Brussels wants to find its own economic position vis-à-vis Beijing, despite pressure from the United States for a hard line. Against the backdrop of the Beijing-Washington rivalry over semiconductors, the United States has imposed restrictions on China’s access to high-end chips since last year. They also prevent dozens of Chinese companies from acquiring American technologies. But Washington is not trying tostemChinese development, US Secretary of State Antony Blinken assured last week during a visit to Beijing. This edition of the World Economic Forum is the first to be held in China since 2019 due to the Covid pandemic. It will last until Thursday.

Li Qiang also uttered countless times on Tuesday the word “cooperation». «There are still many global challenges and difficulties ahead of us, such as climate change, debt risk, slowing growth, gaps between rich and poorMr. Li pointed out.To solve the series of major problems facing humanity (…) mutual cooperation is necessary“, he insisted.

“We have hope”

Li Qiang also showed his optimism about the Chinese economy on Tuesday, despite a loss of steam in the recovery in the world’s second largest economy.

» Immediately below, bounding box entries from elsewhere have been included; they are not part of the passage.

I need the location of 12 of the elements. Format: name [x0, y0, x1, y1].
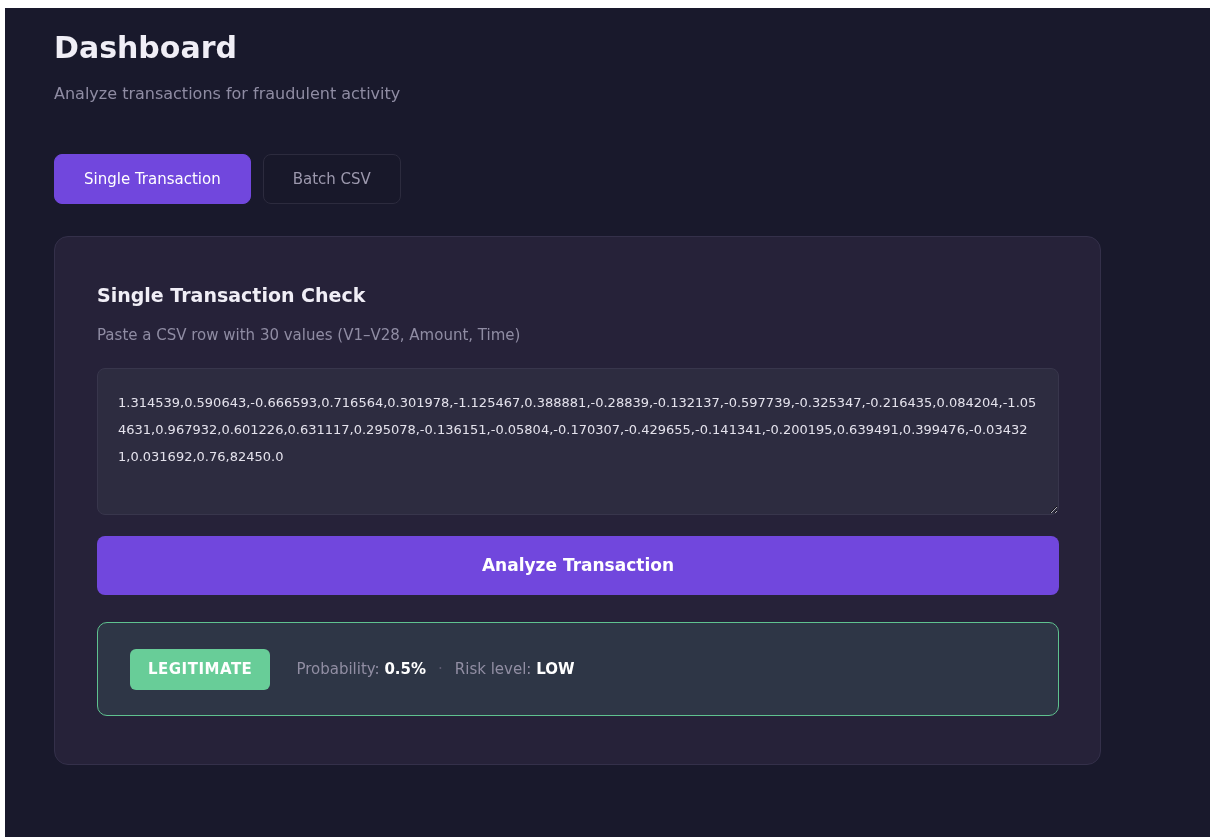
probability-text: Probability: 0.5%: [296, 658, 426, 680]
verdict-badge: LEGITIMATE: [130, 648, 271, 690]
analyze-button[interactable]: Analyze Transaction: [97, 536, 1059, 595]
page-subtitle: Analyze transactions for fraudulent activity: [54, 83, 401, 105]
risk-level-text: Risk level: LOW: [454, 658, 575, 680]
tab[interactable]: Batch CSV: [262, 154, 401, 204]
card-title: Single Transaction Check: [97, 283, 366, 308]
page-title: Dashboard: [54, 29, 237, 67]
card-hint: Paste a CSV row with 30 values (V1–V28, Amount, Time): [97, 324, 521, 346]
csv-input-field[interactable]: 1.314539,0.590643,-0.666593,0.716564,0.301978,-1.125467,0.388881,-0.28839,-0.132137,-0.597739,-0.325347,-0.216435,0.084204,-1.054631,0.967932,0.601226,0.631117,0.295078,-0.136151,-0.05804,-0.170307,-0.429655,-0.141341,-0.200195,0.639491,0.399476,-0.034321,0.031692,0.76,82450.0: [97, 368, 1059, 515]
tab[interactable]: Single Transaction: [54, 154, 251, 204]
separator-dot: ·: [438, 658, 443, 680]
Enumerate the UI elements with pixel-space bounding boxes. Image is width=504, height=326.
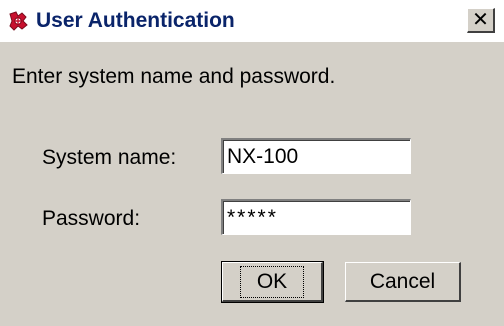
password-label: Password:: [42, 207, 141, 230]
ok-button[interactable]: OK: [221, 261, 324, 303]
password-input[interactable]: [221, 199, 411, 235]
ok-button-label: OK: [239, 265, 305, 298]
window-title: User Authentication: [36, 9, 235, 32]
cancel-button[interactable]: Cancel: [345, 262, 461, 302]
system-name-label: System name:: [42, 146, 177, 169]
close-icon: ✕: [472, 9, 489, 31]
system-name-input[interactable]: [221, 138, 411, 174]
title-bar[interactable]: User Authentication ✕: [0, 0, 504, 42]
close-button[interactable]: ✕: [467, 8, 495, 33]
authentication-dialog: User Authentication ✕ Enter system name …: [0, 0, 504, 326]
prompt-text: Enter system name and password.: [12, 65, 336, 88]
app-logo-icon: [6, 9, 30, 33]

Chinese GDP (gross domestic product) grew by 3% last year, far from the official target of 5.5%, and at one of the weakest rates in four decades.

For 2023, this objective has been set at “environ 5%” by the government. “This year, we hope to be able to achieve (this) growth targetsaid the Chinese premier on Tuesday. These remarks come at a time when the world’s second largest economy is facing many difficulties. The long-awaited post-Covid recovery after the lifting of health restrictions at the end of 2022 has tended to run out of steam in recent weeks. The economy is being penalized by the over-indebtedness of the real estate sector (a traditional pillar of growth), sluggish consumption in a context of uncertainty on the labor market and the global economic slowdown which is weighing on demand for Chinese goods.

To stimulate activity, the central bank has made several rate cuts in recent weeks, at a time when many economists are pleading more for a stimulus plan. But the authorities seem to be ruling out this option for the time being, in favor of targeted measures.